Avant la guerre de Sécession, Solomon Northup vit à New York avec sa famille. Un jour il se fait kidnapper et est vendu en tant qu’esclave dans un état du sud…

Une version sérieuse de Django Unchained ? Pas seulement…

Tiré d’une histoire vraie, le film ne retrace pas uniquement la vie d’un homme mais arrive à retranscrire la triste vérité. En effet bien loin du rêve américain auquel le personnage principal croit, on se retrouve dans la servitude impitoyable où même survivre en devient ridicule.
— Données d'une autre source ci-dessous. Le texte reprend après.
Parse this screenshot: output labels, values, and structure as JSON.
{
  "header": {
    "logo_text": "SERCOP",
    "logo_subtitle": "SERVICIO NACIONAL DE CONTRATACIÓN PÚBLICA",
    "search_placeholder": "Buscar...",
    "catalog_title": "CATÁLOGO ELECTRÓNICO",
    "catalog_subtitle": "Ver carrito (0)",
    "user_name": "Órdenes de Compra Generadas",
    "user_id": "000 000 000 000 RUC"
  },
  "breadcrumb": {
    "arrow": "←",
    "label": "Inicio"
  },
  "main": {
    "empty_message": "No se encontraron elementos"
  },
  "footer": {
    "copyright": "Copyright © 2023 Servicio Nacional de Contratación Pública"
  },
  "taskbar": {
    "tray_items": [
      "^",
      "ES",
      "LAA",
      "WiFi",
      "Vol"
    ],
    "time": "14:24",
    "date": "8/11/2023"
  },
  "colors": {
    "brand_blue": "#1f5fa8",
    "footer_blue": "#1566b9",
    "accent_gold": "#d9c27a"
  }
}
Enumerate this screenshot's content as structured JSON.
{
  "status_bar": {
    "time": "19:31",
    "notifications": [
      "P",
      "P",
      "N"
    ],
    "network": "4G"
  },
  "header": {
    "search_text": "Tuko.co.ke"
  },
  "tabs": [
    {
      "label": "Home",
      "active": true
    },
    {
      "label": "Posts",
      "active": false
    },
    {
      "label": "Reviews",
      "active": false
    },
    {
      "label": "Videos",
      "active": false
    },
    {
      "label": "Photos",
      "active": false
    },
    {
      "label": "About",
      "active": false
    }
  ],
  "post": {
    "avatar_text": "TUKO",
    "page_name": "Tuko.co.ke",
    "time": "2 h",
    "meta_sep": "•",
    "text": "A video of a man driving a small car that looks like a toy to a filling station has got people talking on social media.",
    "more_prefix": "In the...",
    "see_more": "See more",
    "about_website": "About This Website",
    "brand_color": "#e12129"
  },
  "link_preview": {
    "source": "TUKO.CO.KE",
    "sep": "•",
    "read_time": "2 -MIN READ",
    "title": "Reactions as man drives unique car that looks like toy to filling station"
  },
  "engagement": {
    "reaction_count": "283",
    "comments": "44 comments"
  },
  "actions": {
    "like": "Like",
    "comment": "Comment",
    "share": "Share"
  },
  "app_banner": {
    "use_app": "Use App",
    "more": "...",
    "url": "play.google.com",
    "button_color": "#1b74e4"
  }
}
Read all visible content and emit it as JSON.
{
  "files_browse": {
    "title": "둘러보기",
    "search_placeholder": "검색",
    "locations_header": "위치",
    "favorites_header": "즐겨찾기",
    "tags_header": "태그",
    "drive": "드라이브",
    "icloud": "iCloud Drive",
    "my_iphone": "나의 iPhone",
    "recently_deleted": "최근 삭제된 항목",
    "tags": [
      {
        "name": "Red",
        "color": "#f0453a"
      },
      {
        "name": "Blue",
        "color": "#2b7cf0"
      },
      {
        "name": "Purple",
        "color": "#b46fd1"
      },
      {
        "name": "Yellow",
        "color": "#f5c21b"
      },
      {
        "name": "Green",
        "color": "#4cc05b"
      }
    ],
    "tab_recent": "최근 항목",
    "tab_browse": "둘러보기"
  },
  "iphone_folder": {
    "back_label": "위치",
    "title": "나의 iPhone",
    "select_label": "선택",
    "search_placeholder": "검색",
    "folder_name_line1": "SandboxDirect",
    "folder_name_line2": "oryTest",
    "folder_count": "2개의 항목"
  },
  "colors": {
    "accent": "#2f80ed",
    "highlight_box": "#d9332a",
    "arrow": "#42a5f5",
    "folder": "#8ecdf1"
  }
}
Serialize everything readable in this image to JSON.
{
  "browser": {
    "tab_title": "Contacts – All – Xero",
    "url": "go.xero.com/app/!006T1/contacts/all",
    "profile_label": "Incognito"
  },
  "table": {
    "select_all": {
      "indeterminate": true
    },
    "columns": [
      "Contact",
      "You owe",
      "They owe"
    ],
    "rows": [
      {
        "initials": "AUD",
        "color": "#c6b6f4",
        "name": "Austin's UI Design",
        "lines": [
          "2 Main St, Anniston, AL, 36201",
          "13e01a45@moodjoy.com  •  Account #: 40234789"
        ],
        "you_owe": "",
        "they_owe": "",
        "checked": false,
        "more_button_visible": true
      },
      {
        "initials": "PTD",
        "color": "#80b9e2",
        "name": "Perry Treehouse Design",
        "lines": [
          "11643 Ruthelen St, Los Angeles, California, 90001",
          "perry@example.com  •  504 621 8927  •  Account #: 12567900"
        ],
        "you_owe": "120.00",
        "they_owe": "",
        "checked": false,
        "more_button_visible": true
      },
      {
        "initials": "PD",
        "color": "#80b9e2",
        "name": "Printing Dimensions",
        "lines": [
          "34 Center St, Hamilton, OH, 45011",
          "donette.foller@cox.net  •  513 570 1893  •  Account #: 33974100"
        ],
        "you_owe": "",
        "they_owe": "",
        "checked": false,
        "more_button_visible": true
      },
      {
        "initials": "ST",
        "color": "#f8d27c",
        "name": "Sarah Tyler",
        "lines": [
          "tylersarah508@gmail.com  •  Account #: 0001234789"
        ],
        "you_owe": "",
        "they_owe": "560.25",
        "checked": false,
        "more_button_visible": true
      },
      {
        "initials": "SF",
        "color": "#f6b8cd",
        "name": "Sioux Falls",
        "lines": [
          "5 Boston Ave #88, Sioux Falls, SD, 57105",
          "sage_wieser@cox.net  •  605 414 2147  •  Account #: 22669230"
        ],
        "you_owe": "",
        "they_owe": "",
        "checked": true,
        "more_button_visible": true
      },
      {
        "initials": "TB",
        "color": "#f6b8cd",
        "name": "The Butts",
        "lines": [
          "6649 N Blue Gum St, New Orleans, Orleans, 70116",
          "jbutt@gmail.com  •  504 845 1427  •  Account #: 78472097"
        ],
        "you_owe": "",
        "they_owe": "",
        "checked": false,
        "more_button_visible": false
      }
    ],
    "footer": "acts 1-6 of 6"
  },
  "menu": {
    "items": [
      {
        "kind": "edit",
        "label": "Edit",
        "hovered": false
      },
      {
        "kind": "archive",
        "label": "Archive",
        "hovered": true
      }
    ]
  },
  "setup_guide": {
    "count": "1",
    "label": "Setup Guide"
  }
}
Le réalisateur arrive à montrer au fil du temps l’évolution psychologique de cet ancien homme libre. Car si d’abord le personnage survie grâce à l’espoir de se sortir de cette situation et de revoir un jour sa famille, la résignation et l’abandon le transforment petit à petit en esclave docile acceptant la souffrance et les ordres. Au risque même de perdre ce qui lui reste de solidarité.

Les images sont parfois dures, une simulation du réel qui ne peut que faire réagir le spectateur. Des plans séquences incroyables, avec un jeu d’acteur bluffant que ce soit Chiwetel Ejiofor dans le rôle de Solomon ou Michael Fassbender dans le rôle de l’esclavagiste. Ce dernier campant un homme perturbé, nerveux et se fourvoyant dans un discours religieux alors qu’il profite de ses esclaves féminines la nuit, faisant preuve alors d’une dépravation sexuelle écœurante.

De temps à autre, le film se permet quelques longueurs. Le spectateur a ainsi le temps de ressentir ou en tout cas de presque palper l’impuissance, la solitude, la rage et tous ce que peut ressentir l’homme devenu esclave.

Très stylisé dans sa mise en scène, le film utilise à bon escient la lumière et les paysages très particuliers de la Louisiane. On profite d’une bande-son assez discrète et agréable même si le thème nous rappelle (à tort ou à raison) qu’on regarde un film à récompenses hollywoodiennes.

Bref, une histoire, un contexte et une réalité dramatique. Un jeu saisissant de certains acteurs. Une réalisation de qualité.

Vu en VOst le 04/02/14. Sorti le 22/01/14. (2H10) Des scènes peuvent heurter la sensibilité des spectateurs.